JAKARTA, KOMPAS.com - Mantan Wakil Presiden Pertama Republik Indonesia Mohammad Hatta dikenal sebagai pribadi yang egaliter dan tak banyak bicara di kalangan teman-teman dekatnya para politikus dan pejuang kemerdekaan.
Mohammad Bondan yang merupakan salah satu dari enam pejuang kemerdekaan yang turut dibuang oleh pemerintah kolonial Hindia Belanda ke Boven Digul pada 29 Januari 1935 mengatakan Hatta memang dekat dengan kawan-kawannya sesama pejuang, tetapi memilih bicara dan bersenda gurau seperlunya.
Dalam wawancara yang diterbitkan surat kabar Kompas edisi 17 Maret 1980, Bondan yang merupakan pengurus Partai Nasional Indonesia (PNI) yang sempat dibubarkan pemerintah Hindia Belanda kembali mengingat masa-masa pembuangan dia dan Hatta ke Digul. Pada saat itu mereka dibawa menggunakan kapal laut Melchior Treube.
Perjalanan dari Batavia (kini Jakarta) menuju Digul dilakukan selama 25 hari. Menurut Bondan, saat itu mereka ditempatkan di dek kapal yang cukup luas sehingga bisa bebas bergerak.

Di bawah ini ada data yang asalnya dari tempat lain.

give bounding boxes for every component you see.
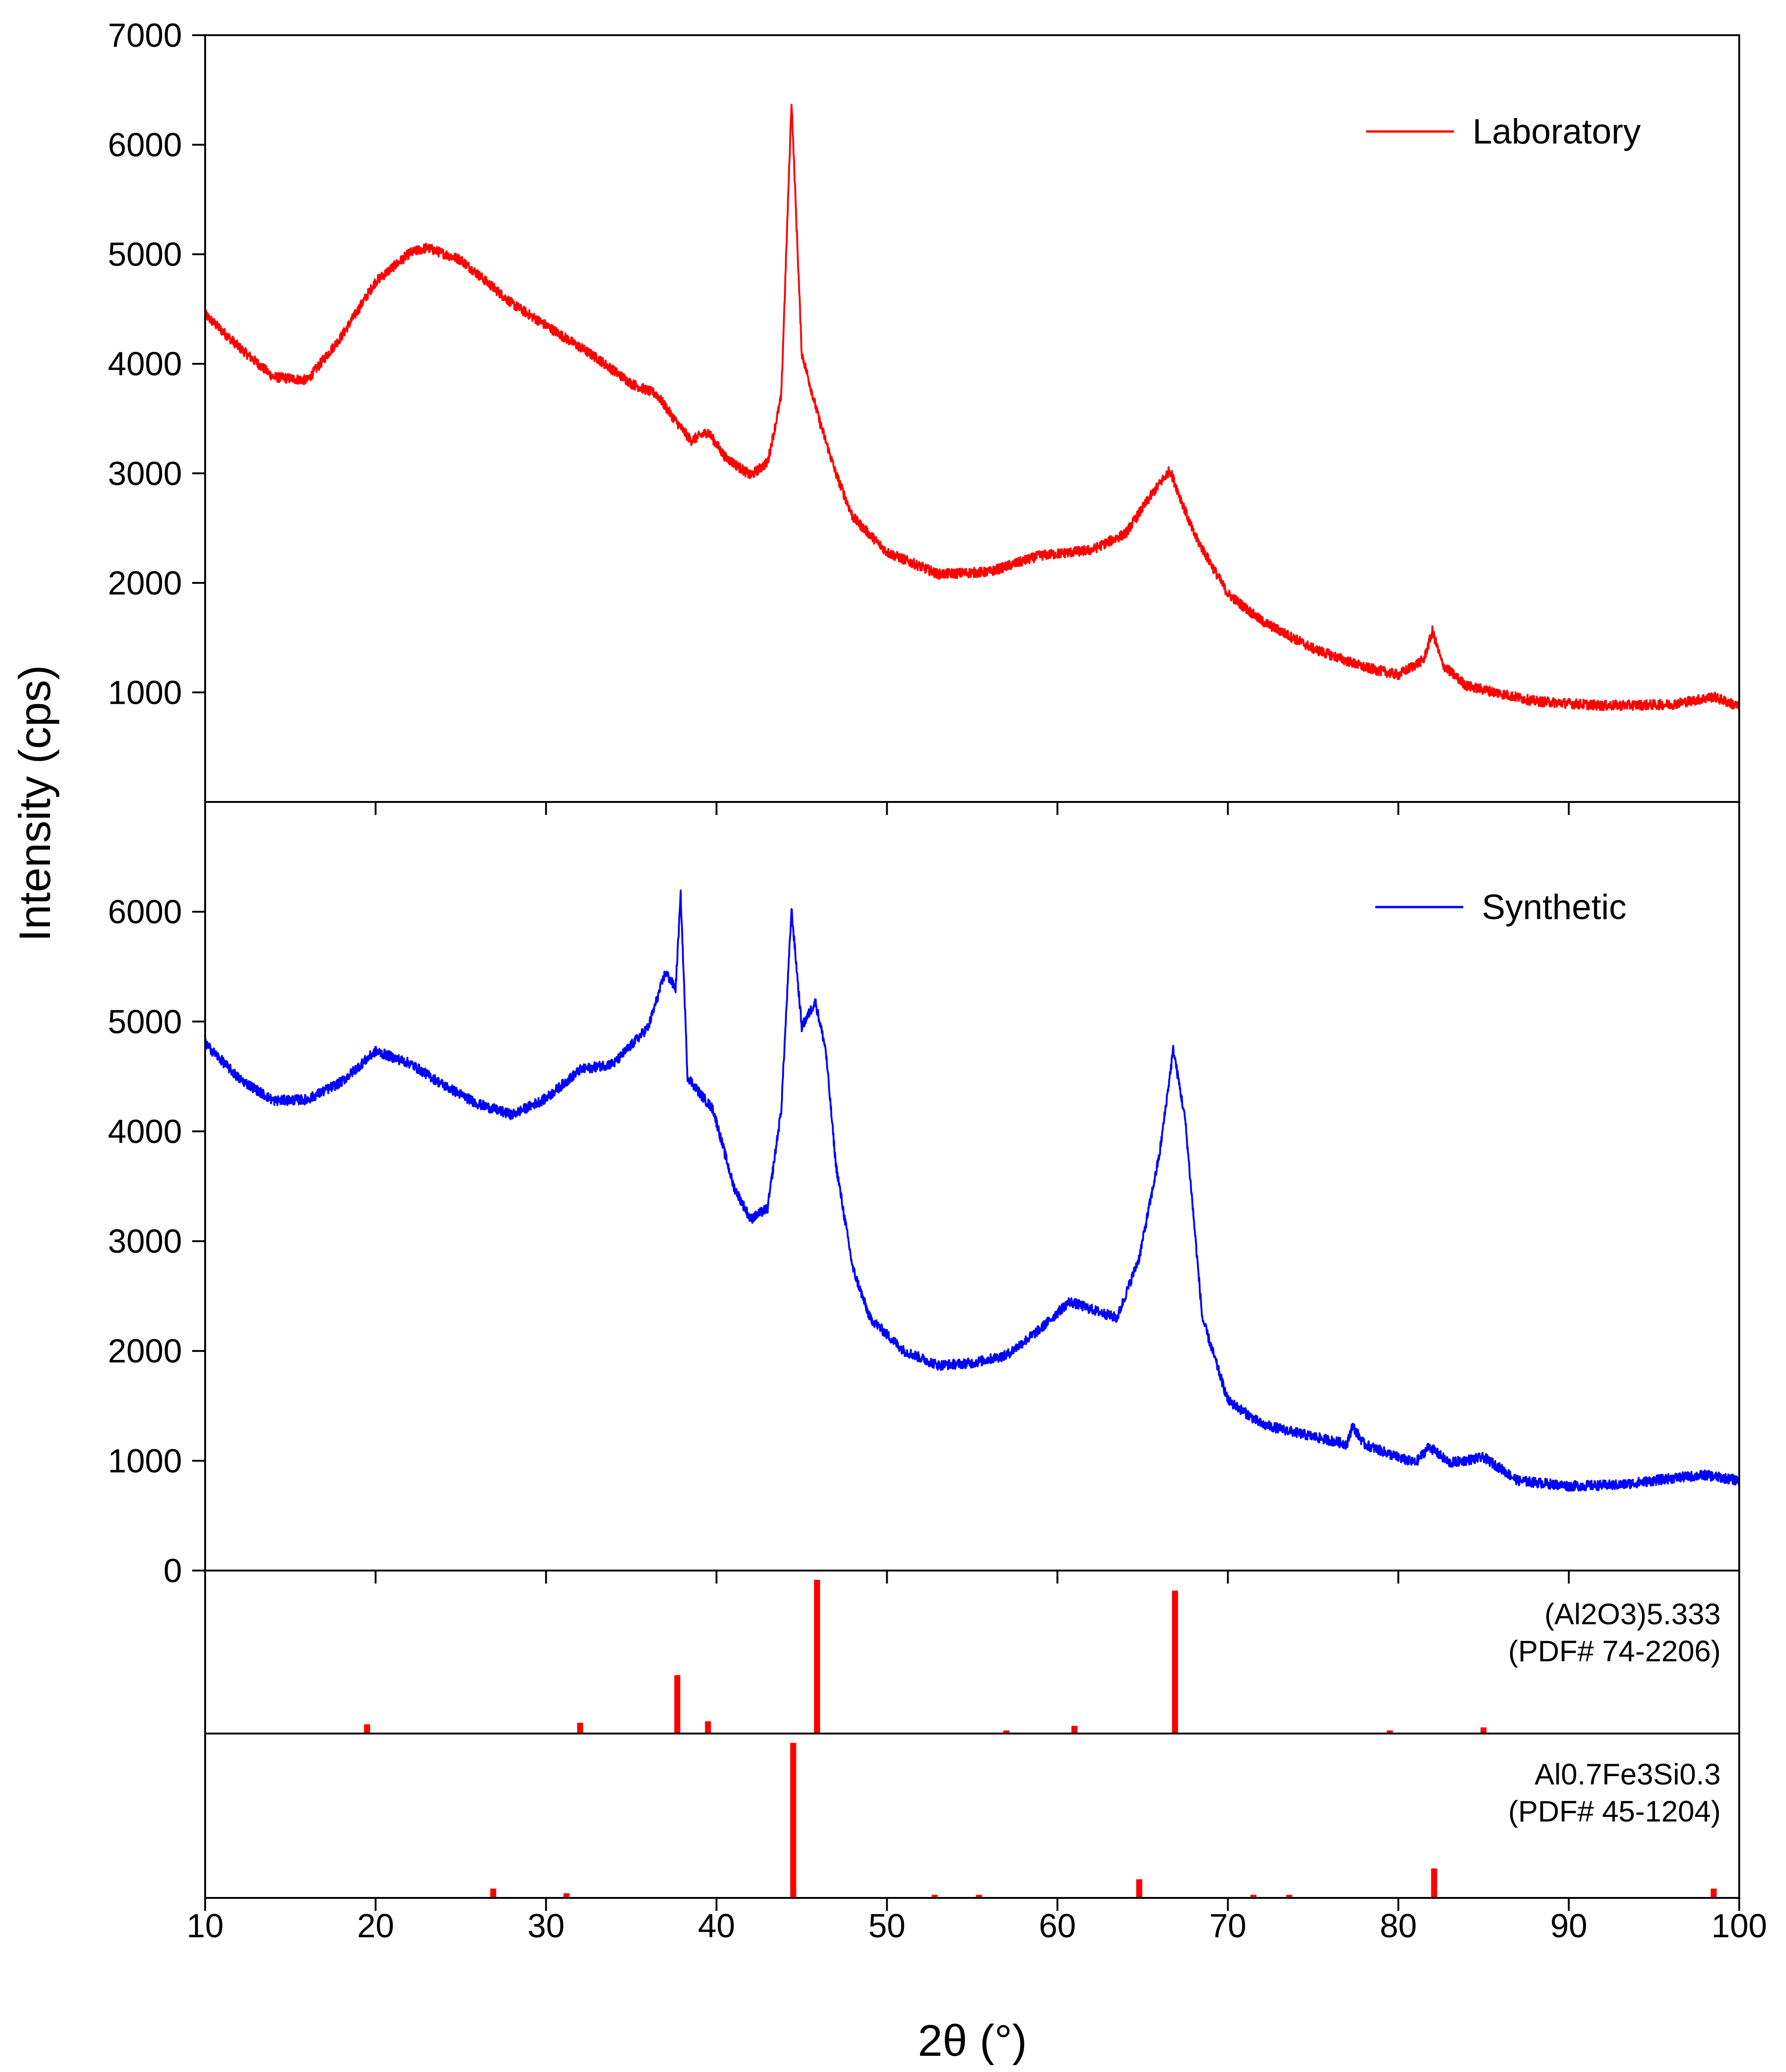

"Tentunya Bung Hatta bisa berbuat macam-macam kegiatan waktu itu. Nyatanya beliau tetap tenang saja. Tak banyak gerak," kata Bondan.
16 peti buku
Setelah sampai di Digul, Bondan mengatakan barang bawaan Hatta yang paling banyak. Yakni 16 peti berisi buku.
"Hidup Bung Hatta itu hampir seluruhnya diabadikan pada perjuangan. Hampir seluruh waktunya ditumpahkan untuk belajar," ujar Bondan.
Dalam mengisi waktu luang di tempat pembuangan, Bondan, Hatta, dan Sutan Syahrir memilih bermain sepak bola.
"Bung Hatta suka main bola bersama kami. Bung Hatta memilih sebagai bek. Syahrir sebagai gelandang tengah dan saya kanan luar," ujar Bondan.
"Kalau tidak dia main catur atau dam-daman. Tetap semua itu dilakukan tanpa perhatian khusus, sehingga kalau kalah mainpun tak ada pengaruhnya pada sikap Bung Hatta," lanjut Bondan.
Selama di Digul itu Bondan melihat Hatta adalah seorang tahanan politik yang ritme hidupnya teratur dan disiplin. Semua kegiatan Hatta, kata Bondan, sudah terjadwal.
"Ambil saja kebiasaan Bung Hatta membuat 'time table' kegiatan hariannya di Digul. Jam sekian menyalakan api untuk masak air. Dari jam sekian ke jam sekian belajar," kata Bondan.
Selama di Digul, Bung Hatta menjadi guru bagi para tahanan politik lainnya. Dia mengajarkan soal ekonomi, politik, sampai filsafat.
Bondan mengatakan pemerintah Hindia Belanda kemudian memindahkan Hatta dan Syahrir ke Bandaneira, sedangkan dia tetap berada di Digul sampai Jepang menyerbu pada 1943. Sebelum Jepang sampai, pemerintah Hindia Belanda terlebih dulu memindahkan Bondan dan para tapol di Digul ke Australia.
Pada Proklamasi Kemerdekaan pada 17 Agustus 1945, Bondan dan Hatta masih terpisah. Keduanya kembali bertemu setelah Bondan pulang dari Australia bersama sang istri, Molly, pada 1948.
Saat itu Hatta sudah menjadi Wakil Presiden Republik Indonesia. Maka dari itu pengamanan terhadapnya sangat ketat karena masih dalam masa revolusi.
Bondan mengakui saat itu tidak mudah bertemu dengan kawan karibnya sesama "Digulis" itu. Akan tetapi, ketika bertemu Bondang menyatakan tidak ada perangai Hatta yang berubah. Bahkan menurut dia Hatta tetap murah senyum meski tak banyak bicara.
"Memang waktu itu mulai ada hambatan protokol untuk kita temui seperti dulu. Tapi dalam hal ini Bung Hatta yang sengaja memanggil kami dan menanya keadaan kami. Bung Hatta tak pernah melupakan teman-temannya," ujar Bondan.
"Setelah di Jakarta pun Bung Hatta suka memutar film di rumahnya serta mengundang kami, sekadar cari kesempatan menghindari aturan protokol yang agak membatasi hubungan dengan teman-teman," kata Bondan.
Sumber
Kompas edisi 17 Maret 1980: "Mohammad Bondan: Mohammad Hatta yang Saya Kenal".